Claudia Andrade
O jornalista Edmilson Edson dos Santos, conhecido como Sombra, afirmou nesta terça-feira que as investigações do suposto esquema de corrupção no Distrito Federal ainda podem resultar em mais prisões. Ele prestou depoimento à Polícia Federal relacionado ao inquérito da Operação Caixa de Pandora, que apura irregularidades no governo distrital.
Na saída, foi questionado por jornalistas sobre uma declaração dada pouco antes pelo principal delator do suposto esquema de pagamento de propina, Durval Barbosa. Em depoimento à CPI da Corrupção, o ex-secretário de relações Institucionais do DF afirmou que “o rolo compressor nem começou”.

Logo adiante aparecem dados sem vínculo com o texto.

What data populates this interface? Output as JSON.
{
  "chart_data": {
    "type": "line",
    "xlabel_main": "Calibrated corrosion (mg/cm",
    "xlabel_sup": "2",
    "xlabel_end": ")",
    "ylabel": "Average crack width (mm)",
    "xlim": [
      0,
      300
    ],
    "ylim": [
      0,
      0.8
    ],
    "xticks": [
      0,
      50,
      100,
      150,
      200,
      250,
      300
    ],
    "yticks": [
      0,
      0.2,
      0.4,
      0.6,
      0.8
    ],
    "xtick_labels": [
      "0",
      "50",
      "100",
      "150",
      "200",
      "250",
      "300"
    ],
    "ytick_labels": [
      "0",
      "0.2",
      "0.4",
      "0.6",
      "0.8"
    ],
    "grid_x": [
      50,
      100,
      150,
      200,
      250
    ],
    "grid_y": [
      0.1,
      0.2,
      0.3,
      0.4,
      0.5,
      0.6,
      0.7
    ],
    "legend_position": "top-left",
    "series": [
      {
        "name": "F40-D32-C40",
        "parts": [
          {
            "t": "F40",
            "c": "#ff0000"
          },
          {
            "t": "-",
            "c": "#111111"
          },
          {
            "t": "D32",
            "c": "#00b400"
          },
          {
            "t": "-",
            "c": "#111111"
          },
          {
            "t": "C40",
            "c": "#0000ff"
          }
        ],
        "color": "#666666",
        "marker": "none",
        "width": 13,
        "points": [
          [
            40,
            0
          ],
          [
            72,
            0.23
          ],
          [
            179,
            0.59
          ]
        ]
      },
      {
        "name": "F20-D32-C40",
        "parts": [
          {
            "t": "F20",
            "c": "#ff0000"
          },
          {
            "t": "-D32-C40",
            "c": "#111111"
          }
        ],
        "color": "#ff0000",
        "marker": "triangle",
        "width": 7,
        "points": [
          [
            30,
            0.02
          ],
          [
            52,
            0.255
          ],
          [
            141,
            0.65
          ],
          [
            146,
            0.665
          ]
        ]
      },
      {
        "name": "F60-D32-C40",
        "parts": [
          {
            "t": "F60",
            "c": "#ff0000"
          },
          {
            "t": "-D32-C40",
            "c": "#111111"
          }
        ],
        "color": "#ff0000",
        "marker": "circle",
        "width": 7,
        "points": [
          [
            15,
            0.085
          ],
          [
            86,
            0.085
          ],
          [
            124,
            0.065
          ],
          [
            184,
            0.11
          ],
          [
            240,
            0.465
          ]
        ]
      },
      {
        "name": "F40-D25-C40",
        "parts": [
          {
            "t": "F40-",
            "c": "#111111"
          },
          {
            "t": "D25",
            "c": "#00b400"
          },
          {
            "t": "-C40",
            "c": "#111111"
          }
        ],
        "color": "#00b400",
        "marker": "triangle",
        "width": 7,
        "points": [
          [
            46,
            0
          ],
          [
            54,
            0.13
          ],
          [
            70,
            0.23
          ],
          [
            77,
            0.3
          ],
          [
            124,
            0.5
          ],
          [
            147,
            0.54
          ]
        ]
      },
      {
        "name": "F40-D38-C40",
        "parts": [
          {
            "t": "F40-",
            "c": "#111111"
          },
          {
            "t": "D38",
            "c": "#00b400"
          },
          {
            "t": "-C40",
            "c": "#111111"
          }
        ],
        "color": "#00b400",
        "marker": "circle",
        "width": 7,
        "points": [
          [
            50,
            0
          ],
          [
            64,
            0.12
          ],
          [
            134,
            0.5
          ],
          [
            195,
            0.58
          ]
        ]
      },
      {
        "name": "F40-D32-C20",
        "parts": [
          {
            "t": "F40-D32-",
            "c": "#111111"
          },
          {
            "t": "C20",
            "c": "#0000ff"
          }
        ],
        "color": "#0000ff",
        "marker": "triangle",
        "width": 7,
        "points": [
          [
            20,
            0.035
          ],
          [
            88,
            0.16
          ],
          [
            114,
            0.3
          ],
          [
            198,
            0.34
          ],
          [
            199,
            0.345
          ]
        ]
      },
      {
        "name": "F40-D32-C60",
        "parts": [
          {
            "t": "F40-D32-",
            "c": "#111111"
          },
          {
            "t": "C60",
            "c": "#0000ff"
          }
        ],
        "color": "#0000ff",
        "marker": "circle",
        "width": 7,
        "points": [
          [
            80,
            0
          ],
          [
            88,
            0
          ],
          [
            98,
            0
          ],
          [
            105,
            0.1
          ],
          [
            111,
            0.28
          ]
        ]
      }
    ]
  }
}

“Com certeza”, concordou sombra, a respeito da declaração de Durval. Ao responder se o citado “rolo compressor” atingiria mais pessoas ou apenas aprofundaria as acusações das que já são citadas no inquérito, o jornalista disse acreditar que “ambas” as situações podem ocorrer.
Sombra também foi questionado se o “rolo compressor” levaria mais gente para a prisão. “Depende da ação deles. Se eles continuarem procurando obstacular o trabalho da Justiça, da polícia, continuar fazendo rolo, achacando empresários, eu acredito que sim”, disse.
O jornalista não foi claro ao dizer quem seria autor dos achaques. Seriam políticos ou empresários? “Ambos”, respondeu. Os políticos que fariam os achaques ainda estão no poder? “Alguns ainda estão no poder”, afirmou.
Em seu depoimento, Sombra disse ter levado a conhecimento da Polícia Federal “alguns fatos que estão ocorrendo aqui fora” com relação a ele. “Mas eu não me sinto ameaçado. Podem ameaçar à vontade, porque quem nasce um dia tem que morrer”, disse, sem especificar que tipo de ameaça estaria recebendo. “Prefiro deixar isso para o tempo correto. Tem a polícia que investiga e cada um faz uso das declarações do jeito que quiser. Eu procuro me manter reservado”, disse.
Sombra também foi questionado sobre a postura da maioria dos depoentes convocados pela Polícia Federal de permanecerem em silêncio durante as oitivas. “Eu entendo, mas ao mesmo tempo não entendo, porque eu acho que todos eles deveriam falar, sem exceção. Eles têm muito a contribuir com a Justiça. Tem aí o instituto da delação premiada, por que não fazem uso também? O Durval fez”, afirmou.
O jornalista foi o pivô do flagrante de suborno que levou à prisão do ex-governador José Roberto Arruda (sem partido, ex-DEM) e outras cinco pessoas, por determinação do Superior Tribunal de Justiça (STJ).
No dia do flagrante, a PF prendeu Antônio Bento, funcionário do metrô do DF, que foi acusado de atuar em nome do ex-governador. Segundo Sombra, o suborno teria como objetivo fazer o jornalista mudar seu depoimento para favorecer Arruda.